Filter Based Feature Selection

What is Filter Based Feature Selection?

Filter methods help you pick the most useful features (columns) in your data before you use any machine learning model. They are fast, simple, and work by checking each feature's relationship with the target.

Example: If a column doesn't change much or isn't related to what you want to predict, you can remove it.

Why Use Filter Methods?

  • They make your model faster and easier to understand.
  • They help avoid overfitting (when your model learns noise instead of patterns).

Comparison Table

MethodHow it WorksSpeedUses Model?Example Techniques
FilterUses stats to pick featuresFastNoCorrelation, Variance
WrapperTries feature sets with a modelSlowYesRFE, Forward Selection
EmbeddedPicks features during model trainingMediumYesLasso, Decision Trees

Common Filter Methods

  • Correlation: For numbers. Remove features that don't change with the target.
  • Variance Threshold: Remove features that are almost always the same value.
  • Chi-Squared Test: For categories (not shown here).

How Filter Methods Work

Example 1: Correlation Filter (Step-by-Step)

import pandas as pd

# Small example dataset
data = pd.DataFrame({
  'height': [150, 160, 170, 180, 190],
  'weight': [50, 60, 70, 80, 90],
  'shoe_size': [6, 7, 8, 9, 10],
  'random_noise': [1, 1, 1, 1, 1],
  'target': [0, 1, 1, 1, 0]
})

# Step 1: Calculate correlation with the target
correlations = data.corr()['target'].drop('target')
print(correlations)

# Step 2: Keep features with absolute correlation above 0.3
selected = correlations[abs(correlations) > 0.3].index.tolist()
print("Selected features:", selected)
  • data: Our example table.
  • data.corr(): Finds how much each column is related to the target.
  • We keep features with a correlation above 0.3 (you can change this number).
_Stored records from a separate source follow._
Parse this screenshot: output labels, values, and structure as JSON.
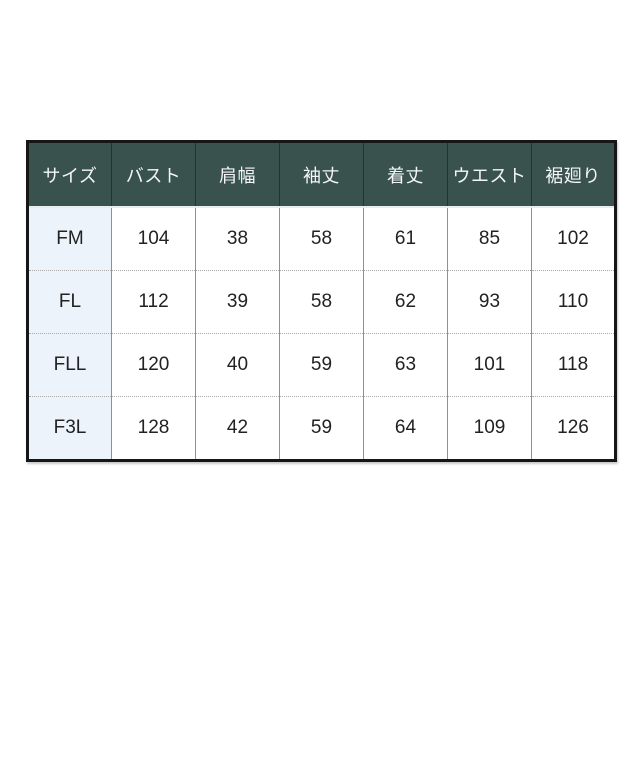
{
  "chart_data": {
    "type": "table",
    "columns": [
      "サイズ",
      "バスト",
      "肩幅",
      "袖丈",
      "着丈",
      "ウエスト",
      "裾廻り"
    ],
    "rows": [
      [
        "FM",
        "104",
        "38",
        "58",
        "61",
        "85",
        "102"
      ],
      [
        "FL",
        "112",
        "39",
        "58",
        "62",
        "93",
        "110"
      ],
      [
        "FLL",
        "120",
        "40",
        "59",
        "63",
        "101",
        "118"
      ],
      [
        "F3L",
        "128",
        "42",
        "59",
        "64",
        "109",
        "126"
      ]
    ],
    "layout": {
      "background": "#ffffff",
      "grid": "solid-columns-dotted-rows",
      "legend": "none"
    },
    "colors": {
      "header_bg": "#3a524e",
      "header_text": "#f3f6f6",
      "row_label_bg": "#edf3fb",
      "cell_text": "#222222",
      "outer_border": "#161616",
      "column_divider": "#919191",
      "row_divider_dotted": "#aaaaaa"
    }
  }
}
Example 2: Variance Threshold (Step-by-Step)

from sklearn.feature_selection import VarianceThreshold
import pandas as pd

# Same example data as above
data = pd.DataFrame({
  'height': [150, 160, 170, 180, 190],
  'weight': [50, 60, 70, 80, 90],
  'shoe_size': [6, 7, 8, 9, 10],
  'random_noise': [1, 1, 1, 1, 1],
  'target': [0, 1, 1, 1, 0]
})

# Step 1: Remove features with variance below 0.1
selector = VarianceThreshold(threshold=0.1)
selected_data = selector.fit_transform(data.drop('target', axis=1))
selected_columns = data.drop('target', axis=1).columns[selector.get_support()].tolist()
print("Selected features:", selected_columns)
  • VarianceThreshold: Removes columns that don't change much.
  • threshold=0.1: Only keep columns that vary more than this.
  • get_support(): Tells us which columns were kept.

When to Use Filter Methods

  • When you want a quick, simple way to reduce features.
  • When you have lots of features.